An ambitious new international player has emerged from Germany in K5 Media Group, the Munich-based development, finance and sales outfit. Principals Oliver Simon and Daniel Baur speak to Mike Goodridge.
When K5 International burst onto the sales scene in 2007 with the acquisition of Tom McCarthy’s The Visitor, it was the first step onto the world stage for the aggressive Munich-based company which was founded a year earlier by Oliver Simon and Daniel Baur.
K5 Film itself was set up by then writer and agent Simon in 2001 with a first-look deal at Bavaria Film Group. The company has produced 11 features since then including Vanessa Jopp’s Lola-nominated Happy As One.
Simon was joined by Baur in 2006. Baur had cut his teeth in entertainment law before working for Bernie Stampfer in the film-financing and packaging division at Deutsche Bank.
Founding a partnership
“I got to know Oliver in 2005 and he was looking for a partner with legal and financing skills,” explains Baur. “I was looking to get away from film funds which were only interested in the package but not the projects themselves and so we decided to test a partnership for a year.”
In 2006, the two new partners hatched a plan to expand into international sales. Within six months, they had raised the funding from private investors to cashflow the development of K5 International. A trip to London in September 2006 saw them meet with a handful of top sales executives and the hiring of Film Four International veteran Bill Stephens.
“From the start we never wanted to be a German sales company,” says Stephens, “selling our own German productions. We wanted to kick off with the right internationally appealing theatrical projects.”
In late 2006 and early 2007, Simon, Baur and Stephens travelled to London, New York and Los Angeles to introduce K5 to producers and agents. At Toronto 2007, the company scored its first pick-up, taking international rights to The Visitor which would go on to be a big independent hit and an Oscar nominee in 2008. By AFM 2008, it was sold out. “We were immediately on the landscape,” says Simon.
K5’s second film, Get Low, was to prove an even more significant turning point. The company brought pre-sales and equity finance to Aaron Schneider’s $10m period drama set in Tennessee and starring Robert Duvall, Sissy Spacek and Bill Murray. The film was well-received at Toronto 2009 where Sony Pictures Classics picked up domestic rights. “The producer, Dean Zanuck, asked us if we could help package and finance the film and that has moved us more from being a pure sales company to a company that can also package and finance a project with producers,” says Baur.
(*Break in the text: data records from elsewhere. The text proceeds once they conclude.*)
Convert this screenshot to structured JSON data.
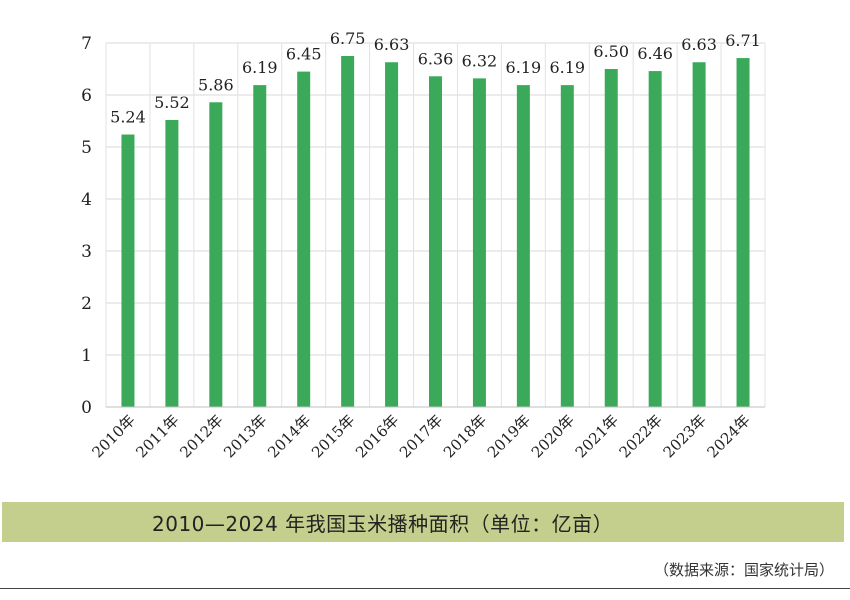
{
  "chart_data": {
    "type": "bar",
    "title": "2010—2024 年我国玉米播种面积（单位：亿亩）",
    "categories": [
      "2010年",
      "2011年",
      "2012年",
      "2013年",
      "2014年",
      "2015年",
      "2016年",
      "2017年",
      "2018年",
      "2019年",
      "2020年",
      "2021年",
      "2022年",
      "2023年",
      "2024年"
    ],
    "values": [
      5.24,
      5.52,
      5.86,
      6.19,
      6.45,
      6.75,
      6.63,
      6.36,
      6.32,
      6.19,
      6.19,
      6.5,
      6.46,
      6.63,
      6.71
    ],
    "value_labels": [
      "5.24",
      "5.52",
      "5.86",
      "6.19",
      "6.45",
      "6.75",
      "6.63",
      "6.36",
      "6.32",
      "6.19",
      "6.19",
      "6.50",
      "6.46",
      "6.63",
      "6.71"
    ],
    "yticks": [
      "0",
      "1",
      "2",
      "3",
      "4",
      "5",
      "6",
      "7"
    ],
    "ylim": [
      0,
      7
    ],
    "xlabel": "",
    "ylabel": "",
    "grid": true,
    "bar_color": "#3aaa5a"
  },
  "source": "（数据来源：国家统计局）"
}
Last year the company added financing division K5 Media Capital and a new partner in Sascha R Prestel, the former CEO of IM Internationalmedia, to run it. Simon and Baur could focus on development and packaging. “We are becoming more active on the development side,” says Baur, “which makes sense given Oliver’s background and also protects the investors. We now have three divisions — K5 Film, K5 International and K5 Media Capital — and ideally each project will go through all three divisions.”
The expanding slate
For its next slate of films K5 is reteaming with Zanuck on Hideo Nakata’s $15m supernatural thriller Voice From The Stone; it has formed a partnership with Kevin Frakes and Stephan Paternot’s Los Angeles-based Palmstar, the first fruit of which is a film of Bret Easton Ellis’ Lunar Park; and it has signed Shekhar Kapur to direct murder drama The Three Lawrences scripted by Iris Yamashita.
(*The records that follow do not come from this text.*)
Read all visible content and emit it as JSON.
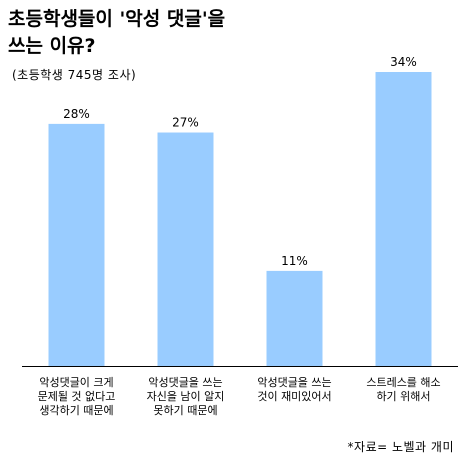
{
  "header": {
    "title_line1": "초등학생들이 '악성 댓글'을",
    "title_line2": "쓰는 이유?",
    "subtitle": "(초등학생 745명 조사)"
  },
  "footer": {
    "source": "*자료= 노벨과 개미"
  },
  "chart_data": {
    "type": "bar",
    "categories": [
      [
        "악성댓글이 크게",
        "문제될 것 없다고",
        "생각하기 때문에"
      ],
      [
        "악성댓글을 쓰는",
        "자신을 남이 알지",
        "못하기 때문에"
      ],
      [
        "악성댓글을 쓰는",
        "것이 재미있어서"
      ],
      [
        "스트레스를 해소",
        "하기 위해서"
      ]
    ],
    "values": [
      28,
      27,
      11,
      34
    ],
    "value_labels": [
      "28%",
      "27%",
      "11%",
      "34%"
    ],
    "unit": "%",
    "ylim": [
      0,
      34
    ],
    "title": "초등학생들이 '악성 댓글'을 쓰는 이유?",
    "xlabel": "",
    "ylabel": "",
    "grid": false,
    "bar_color": "#99ccff",
    "axis_color": "#000000"
  }
}
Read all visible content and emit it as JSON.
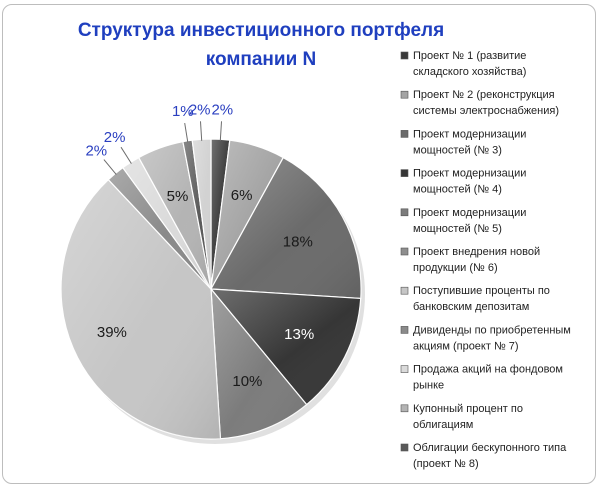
{
  "chart_data": {
    "type": "pie",
    "title": "Структура инвестиционного портфеля компании N",
    "title_lines": [
      "Структура инвестиционного портфеля",
      "компании N"
    ],
    "legend_position": "right",
    "slices": [
      {
        "label": "Проект № 1 (развитие складского хозяйства)",
        "legend_lines": [
          "Проект № 1 (развитие",
          "складского хозяйства)"
        ],
        "value": 2,
        "display": "2%",
        "color": "#3a3a3a"
      },
      {
        "label": "Проект № 2 (реконструкция системы электроснабжения)",
        "legend_lines": [
          "Проект № 2 (реконструкция",
          "системы электроснабжения)"
        ],
        "value": 6,
        "display": "6%",
        "color": "#a4a4a4"
      },
      {
        "label": "Проект модернизации мощностей (№ 3)",
        "legend_lines": [
          "Проект модернизации",
          "мощностей (№ 3)"
        ],
        "value": 18,
        "display": "18%",
        "color": "#6b6b6b"
      },
      {
        "label": "Проект модернизации мощностей (№ 4)",
        "legend_lines": [
          "Проект модернизации",
          "мощностей (№ 4)"
        ],
        "value": 13,
        "display": "13%",
        "color": "#363636"
      },
      {
        "label": "Проект модернизации мощностей (№ 5)",
        "legend_lines": [
          "Проект модернизации",
          "мощностей (№ 5)"
        ],
        "value": 10,
        "display": "10%",
        "color": "#7c7c7c"
      },
      {
        "label": "Проект внедрения новой продукции (№ 6)",
        "legend_lines": [
          "Проект внедрения новой",
          "продукции (№ 6)"
        ],
        "value": 0,
        "display": "",
        "color": "#8e8e8e"
      },
      {
        "label": "Поступившие проценты по банковским депозитам",
        "legend_lines": [
          "Поступившие проценты по",
          "банковским депозитам"
        ],
        "value": 39,
        "display": "39%",
        "color": "#c6c6c6"
      },
      {
        "label": "Дивиденды по приобретенным акциям (проект № 7)",
        "legend_lines": [
          "Дивиденды по приобретенным",
          "акциям (проект № 7)"
        ],
        "value": 2,
        "display": "2%",
        "color": "#8a8a8a"
      },
      {
        "label": "Продажа акций на фондовом рынке",
        "legend_lines": [
          "Продажа акций на фондовом",
          "рынке"
        ],
        "value": 2,
        "display": "2%",
        "color": "#dadada"
      },
      {
        "label": "Купонный процент по облигациям",
        "legend_lines": [
          "Купонный процент по",
          "облигациям"
        ],
        "value": 5,
        "display": "5%",
        "color": "#b4b4b4"
      },
      {
        "label": "Облигации бескупонного типа (проект № 8)",
        "legend_lines": [
          "Облигации бескупонного типа",
          "(проект № 8)"
        ],
        "value": 1,
        "display": "1%",
        "color": "#5a5a5a"
      },
      {
        "label": "",
        "legend_lines": [],
        "value": 2,
        "display": "2%",
        "color": "#d2d2d2"
      }
    ]
  }
}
K5 Film continues to produce German films and some K5 International projects will shoot in Germany to take advantage of film funds and tax breaks. However, others — such as Lunar Park and The Three Lawrences — will by their very nature need to shoot in the US.
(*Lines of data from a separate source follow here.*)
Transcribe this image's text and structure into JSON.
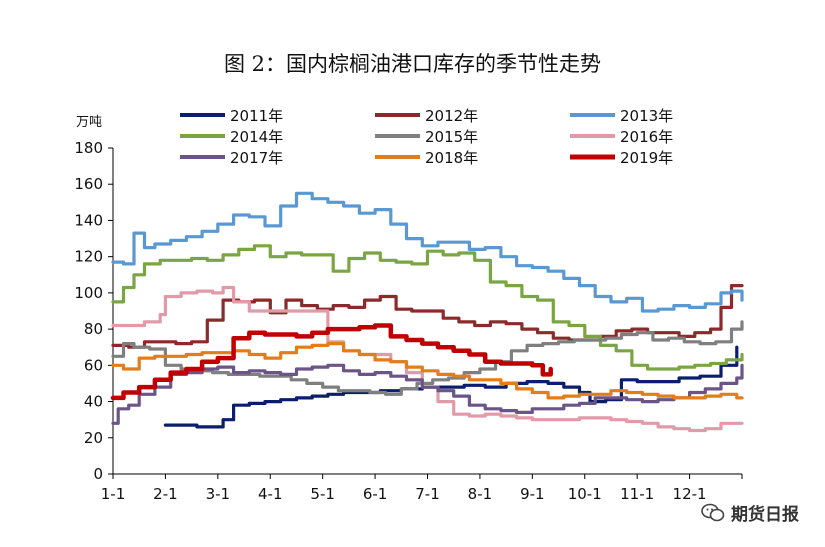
{
  "title": "图 2：国内棕榈油港口库存的季节性走势",
  "watermark": "期货日报",
  "chart_data": {
    "type": "line",
    "title": "图 2：国内棕榈油港口库存的季节性走势",
    "unit": "万吨",
    "xlabel": "",
    "ylabel": "万吨",
    "ylim": [
      0,
      180
    ],
    "y_ticks": [
      0,
      20,
      40,
      60,
      80,
      100,
      120,
      140,
      160,
      180
    ],
    "x_ticks": [
      "1-1",
      "2-1",
      "3-1",
      "4-1",
      "5-1",
      "6-1",
      "7-1",
      "8-1",
      "9-1",
      "10-1",
      "11-1",
      "12-1"
    ],
    "xlim": [
      1,
      13
    ],
    "grid": false,
    "legend_position": "top",
    "series": [
      {
        "name": "2011年",
        "color": "#0b1e6e",
        "x": [
          2.0,
          2.4,
          2.6,
          2.9,
          3.1,
          3.3,
          3.6,
          3.9,
          4.2,
          4.5,
          4.8,
          5.1,
          5.4,
          5.8,
          6.1,
          6.5,
          6.9,
          7.3,
          7.7,
          8.1,
          8.5,
          8.9,
          9.3,
          9.6,
          9.9,
          10.1,
          10.4,
          10.7,
          11.0,
          11.4,
          11.8,
          12.2,
          12.6,
          12.9
        ],
        "values": [
          27,
          27,
          26,
          26,
          30,
          38,
          39,
          40,
          41,
          42,
          43,
          44,
          45,
          45,
          46,
          47,
          48,
          48,
          49,
          48,
          50,
          51,
          50,
          48,
          45,
          40,
          41,
          52,
          51,
          51,
          53,
          54,
          60,
          70
        ]
      },
      {
        "name": "2012年",
        "color": "#8b2a2a",
        "x": [
          1.0,
          1.3,
          1.6,
          1.9,
          2.2,
          2.5,
          2.8,
          3.1,
          3.4,
          3.7,
          4.0,
          4.3,
          4.6,
          4.9,
          5.2,
          5.5,
          5.8,
          6.1,
          6.4,
          6.7,
          7.0,
          7.3,
          7.6,
          7.9,
          8.2,
          8.5,
          8.8,
          9.1,
          9.4,
          9.7,
          10.0,
          10.3,
          10.6,
          10.9,
          11.2,
          11.5,
          11.8,
          12.1,
          12.4,
          12.6,
          12.8,
          13.0
        ],
        "values": [
          71,
          70,
          73,
          73,
          72,
          73,
          85,
          96,
          95,
          96,
          89,
          96,
          93,
          91,
          93,
          92,
          96,
          98,
          91,
          90,
          90,
          86,
          84,
          82,
          84,
          83,
          80,
          78,
          75,
          74,
          74,
          76,
          79,
          80,
          78,
          78,
          76,
          78,
          80,
          92,
          104,
          104
        ]
      },
      {
        "name": "2013年",
        "color": "#5a98d4",
        "x": [
          1.0,
          1.2,
          1.4,
          1.6,
          1.8,
          2.1,
          2.4,
          2.7,
          3.0,
          3.3,
          3.6,
          3.9,
          4.2,
          4.5,
          4.8,
          5.1,
          5.4,
          5.7,
          6.0,
          6.3,
          6.6,
          6.9,
          7.2,
          7.5,
          7.8,
          8.1,
          8.4,
          8.7,
          9.0,
          9.3,
          9.6,
          9.9,
          10.2,
          10.5,
          10.8,
          11.1,
          11.4,
          11.7,
          12.0,
          12.3,
          12.6,
          12.8,
          13.0
        ],
        "values": [
          117,
          116,
          133,
          125,
          127,
          129,
          131,
          134,
          138,
          143,
          142,
          137,
          148,
          155,
          152,
          150,
          148,
          144,
          146,
          138,
          130,
          126,
          128,
          128,
          124,
          125,
          120,
          115,
          114,
          112,
          108,
          104,
          98,
          95,
          97,
          90,
          91,
          93,
          92,
          94,
          100,
          101,
          96
        ]
      },
      {
        "name": "2014年",
        "color": "#7aa543",
        "x": [
          1.0,
          1.2,
          1.4,
          1.6,
          1.9,
          2.2,
          2.5,
          2.8,
          3.1,
          3.4,
          3.7,
          4.0,
          4.3,
          4.6,
          4.9,
          5.2,
          5.5,
          5.8,
          6.1,
          6.4,
          6.7,
          7.0,
          7.3,
          7.6,
          7.9,
          8.2,
          8.5,
          8.8,
          9.1,
          9.4,
          9.7,
          10.0,
          10.3,
          10.6,
          10.9,
          11.2,
          11.5,
          11.8,
          12.1,
          12.4,
          12.7,
          13.0
        ],
        "values": [
          95,
          103,
          110,
          116,
          118,
          118,
          119,
          118,
          121,
          124,
          126,
          120,
          122,
          121,
          121,
          112,
          119,
          122,
          118,
          117,
          116,
          123,
          121,
          122,
          118,
          106,
          104,
          98,
          96,
          84,
          82,
          76,
          71,
          68,
          60,
          58,
          58,
          59,
          60,
          61,
          63,
          66
        ]
      },
      {
        "name": "2015年",
        "color": "#7f7f7f",
        "x": [
          1.0,
          1.2,
          1.4,
          1.7,
          2.0,
          2.3,
          2.6,
          2.9,
          3.2,
          3.5,
          3.8,
          4.1,
          4.4,
          4.7,
          5.0,
          5.3,
          5.6,
          5.9,
          6.2,
          6.5,
          6.8,
          7.1,
          7.4,
          7.7,
          8.0,
          8.3,
          8.6,
          8.9,
          9.2,
          9.5,
          9.8,
          10.1,
          10.4,
          10.7,
          11.0,
          11.3,
          11.6,
          11.9,
          12.2,
          12.5,
          12.8,
          13.0
        ],
        "values": [
          65,
          72,
          70,
          69,
          60,
          58,
          57,
          56,
          55,
          55,
          54,
          54,
          52,
          50,
          48,
          46,
          46,
          45,
          44,
          47,
          50,
          52,
          53,
          56,
          58,
          62,
          68,
          71,
          72,
          73,
          74,
          74,
          75,
          77,
          78,
          74,
          75,
          73,
          72,
          73,
          80,
          84
        ]
      },
      {
        "name": "2016年",
        "color": "#e09aa8",
        "x": [
          1.0,
          1.3,
          1.6,
          1.9,
          2.0,
          2.3,
          2.6,
          2.9,
          3.1,
          3.3,
          3.6,
          3.9,
          4.2,
          4.5,
          4.8,
          5.1,
          5.4,
          5.7,
          6.0,
          6.3,
          6.6,
          6.9,
          7.2,
          7.5,
          7.8,
          8.1,
          8.4,
          8.7,
          9.0,
          9.3,
          9.6,
          9.9,
          10.2,
          10.5,
          10.8,
          11.1,
          11.4,
          11.7,
          12.0,
          12.3,
          12.6,
          12.9,
          13.0
        ],
        "values": [
          82,
          82,
          84,
          88,
          98,
          100,
          101,
          100,
          103,
          95,
          90,
          90,
          90,
          90,
          90,
          73,
          68,
          66,
          66,
          62,
          56,
          48,
          40,
          33,
          32,
          33,
          32,
          31,
          30,
          30,
          30,
          31,
          31,
          30,
          29,
          28,
          26,
          25,
          24,
          25,
          28,
          28,
          28
        ]
      },
      {
        "name": "2017年",
        "color": "#6b5488",
        "x": [
          1.0,
          1.1,
          1.3,
          1.5,
          1.8,
          2.1,
          2.4,
          2.7,
          3.0,
          3.3,
          3.6,
          3.9,
          4.2,
          4.5,
          4.8,
          5.1,
          5.4,
          5.7,
          6.0,
          6.3,
          6.6,
          6.9,
          7.2,
          7.5,
          7.8,
          8.1,
          8.4,
          8.7,
          9.0,
          9.3,
          9.6,
          9.9,
          10.2,
          10.5,
          10.8,
          11.1,
          11.4,
          11.7,
          12.0,
          12.3,
          12.6,
          12.9,
          13.0
        ],
        "values": [
          28,
          36,
          38,
          44,
          48,
          55,
          56,
          58,
          59,
          56,
          57,
          56,
          55,
          58,
          59,
          60,
          57,
          55,
          56,
          54,
          52,
          48,
          46,
          43,
          38,
          36,
          35,
          34,
          36,
          36,
          38,
          39,
          42,
          42,
          41,
          40,
          41,
          42,
          45,
          47,
          50,
          53,
          60
        ]
      },
      {
        "name": "2018年",
        "color": "#e47c19",
        "x": [
          1.0,
          1.2,
          1.5,
          1.8,
          2.1,
          2.4,
          2.7,
          3.0,
          3.3,
          3.6,
          3.9,
          4.2,
          4.5,
          4.8,
          5.1,
          5.4,
          5.7,
          6.0,
          6.3,
          6.6,
          6.9,
          7.2,
          7.5,
          7.8,
          8.1,
          8.4,
          8.7,
          9.0,
          9.3,
          9.6,
          9.9,
          10.2,
          10.5,
          10.8,
          11.1,
          11.4,
          11.7,
          12.0,
          12.3,
          12.6,
          12.9,
          13.0
        ],
        "values": [
          60,
          58,
          64,
          65,
          65,
          66,
          67,
          67,
          68,
          66,
          64,
          67,
          70,
          71,
          72,
          68,
          66,
          63,
          62,
          59,
          57,
          55,
          54,
          52,
          52,
          50,
          47,
          45,
          42,
          43,
          44,
          44,
          46,
          45,
          44,
          43,
          42,
          42,
          43,
          44,
          42,
          42
        ]
      },
      {
        "name": "2019年",
        "color": "#c00000",
        "x": [
          1.0,
          1.2,
          1.5,
          1.8,
          2.1,
          2.4,
          2.7,
          3.0,
          3.3,
          3.6,
          3.9,
          4.2,
          4.5,
          4.8,
          5.1,
          5.4,
          5.7,
          6.0,
          6.3,
          6.6,
          6.9,
          7.2,
          7.5,
          7.8,
          8.1,
          8.4,
          8.7,
          9.0,
          9.2,
          9.35
        ],
        "values": [
          42,
          45,
          48,
          52,
          56,
          58,
          62,
          64,
          75,
          78,
          77,
          77,
          76,
          78,
          80,
          80,
          81,
          82,
          76,
          74,
          72,
          70,
          68,
          66,
          62,
          61,
          61,
          60,
          55,
          58
        ]
      }
    ]
  }
}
Meanwhile K5 is close to closing a deal with Studio Babelsberg to co-develop international films to shoot in Germany that would go through the Babelsberg and K5 structures.
“The Visitor and Get Low have shown the US community that we can finance and package films,” says Baur. “As a European sales company, we apparently have a different business culture to some of our competitors. We always stick to our deals and deliver fast,” he concludes, adding: “Producers like to deal with us for that reason.”
Oliver Simon
Co-founded freeXm, the first German script development agency in 1994; since then he has been involved in 20 films as writer, co-writer or script editor.
Established production company K5 Film in 2001.
In 2006, teamed with Daniel Baur and went on to found K5 International, Nowtilus, K5 Independent, abnormalnet.com and K5 Media Capital with Sascha R Prestel.
Daniel Baur
Interned in the entertainment division of Deutsche Bank and the copyright department of the European Commission in 2001.
He has consulted on the packaging and financing of more than 50 international features including The Company, Ask The Dust and The Punisher and co-produced Eulogy, produced by Steven Haft.
In 2006, joined K5 Film as a partner and producer.